The server workloads of large-scale online video games are elastic and on-demand. The workload can range from tens to thousands of server instances in short periods. In fact, a cloud-based video game ecosystem can reach a workload of millions of players every week. Given such a large scale, even a small portion of over-provisioning leads to a significant amount of resource idling and a high cost of waste.

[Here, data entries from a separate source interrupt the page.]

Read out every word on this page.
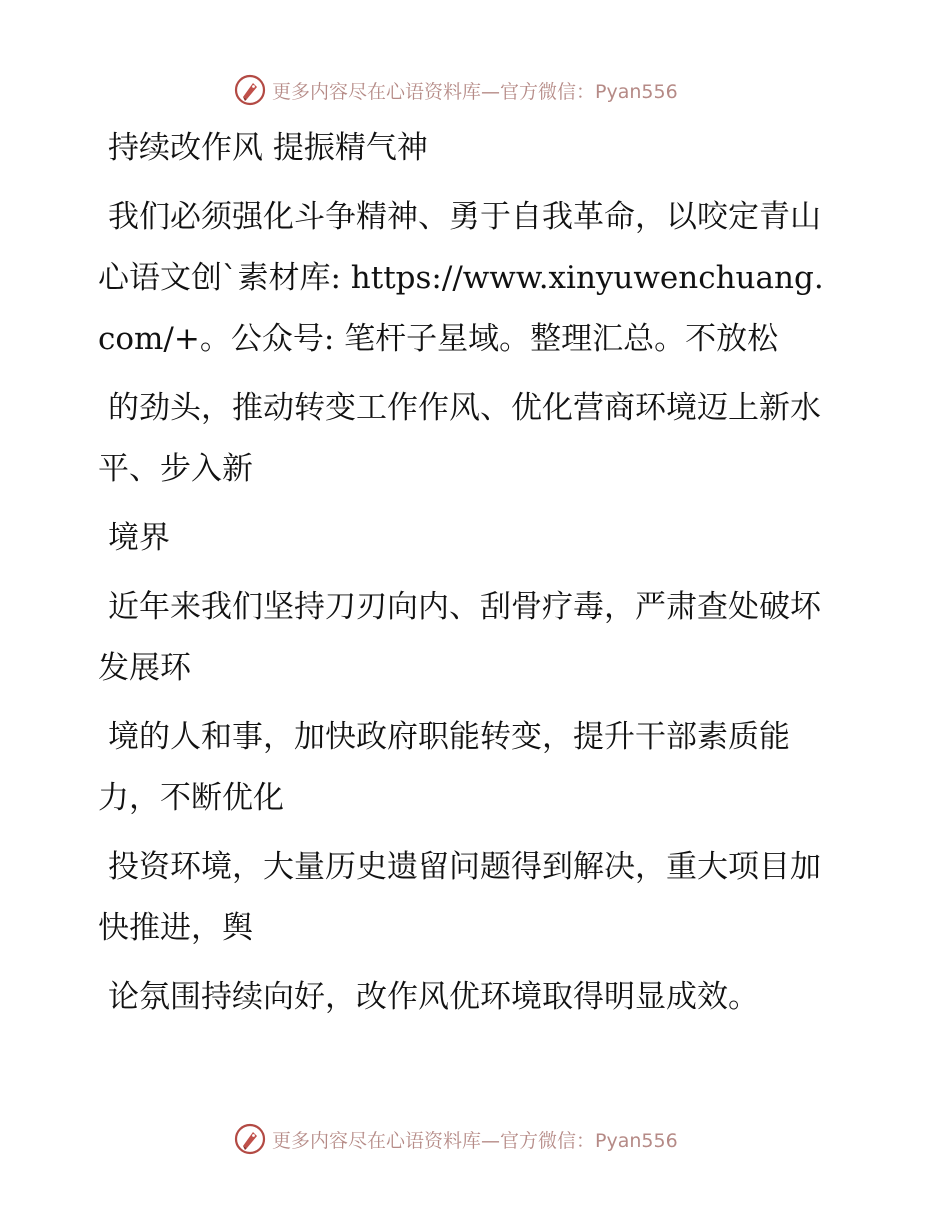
更多内容尽在心语资料库—官方微信：Pyan556

持续改作风 提振精气神

我们必须强化斗争精神、勇于自我革命，以咬定青山心语文创`素材库: https://www.xinyuwenchuang.com/+。公众号: 笔杆子星域。整理汇总。不放松

的劲头，推动转变工作作风、优化营商环境迈上新水平、步入新

境界

近年来我们坚持刀刃向内、刮骨疗毒，严肃查处破坏发展环

境的人和事，加快政府职能转变，提升干部素质能力，不断优化

投资环境，大量历史遗留问题得到解决，重大项目加快推进，舆

论氛围持续向好，改作风优环境取得明显成效。

更多内容尽在心语资料库—官方微信：Pyan556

It is essential to define an effective forecasting model on the game session workloads given a time span. The effectiveness shall be measured by metrics representing Service Level Objectives (SLOs). In this work, we analyze time series forecasting models using ARIMA, Prophet, and LSTM to predict the number of virtual machines in need of cloud resource monitoring data. In addition, we define service-level metrics for measuring effectiveness based on factors of over/under provision and ratio of resource waste. We analyze models with 16 fleets with an average of 2754 game servers over a four-month-long period of time in the production environment. We observe that our LSTM model is the most accurate in forecasting the demand of virtual machines in terms of RMSE and MAE. Further analysis using metrics of SLOs, we observe that the LSTM model leads to more cases of under-provisioning than ARIMA and Prophet do. The LSTM model forecasts the demand of virtual machines with less over-provision ratio than ARIMA and Prophet do for 14 out of 16 fleets. Using the LSTM model, we further evaluate the forecasting effect across different time spans of a single fleet and across multiple fleets within the same time span.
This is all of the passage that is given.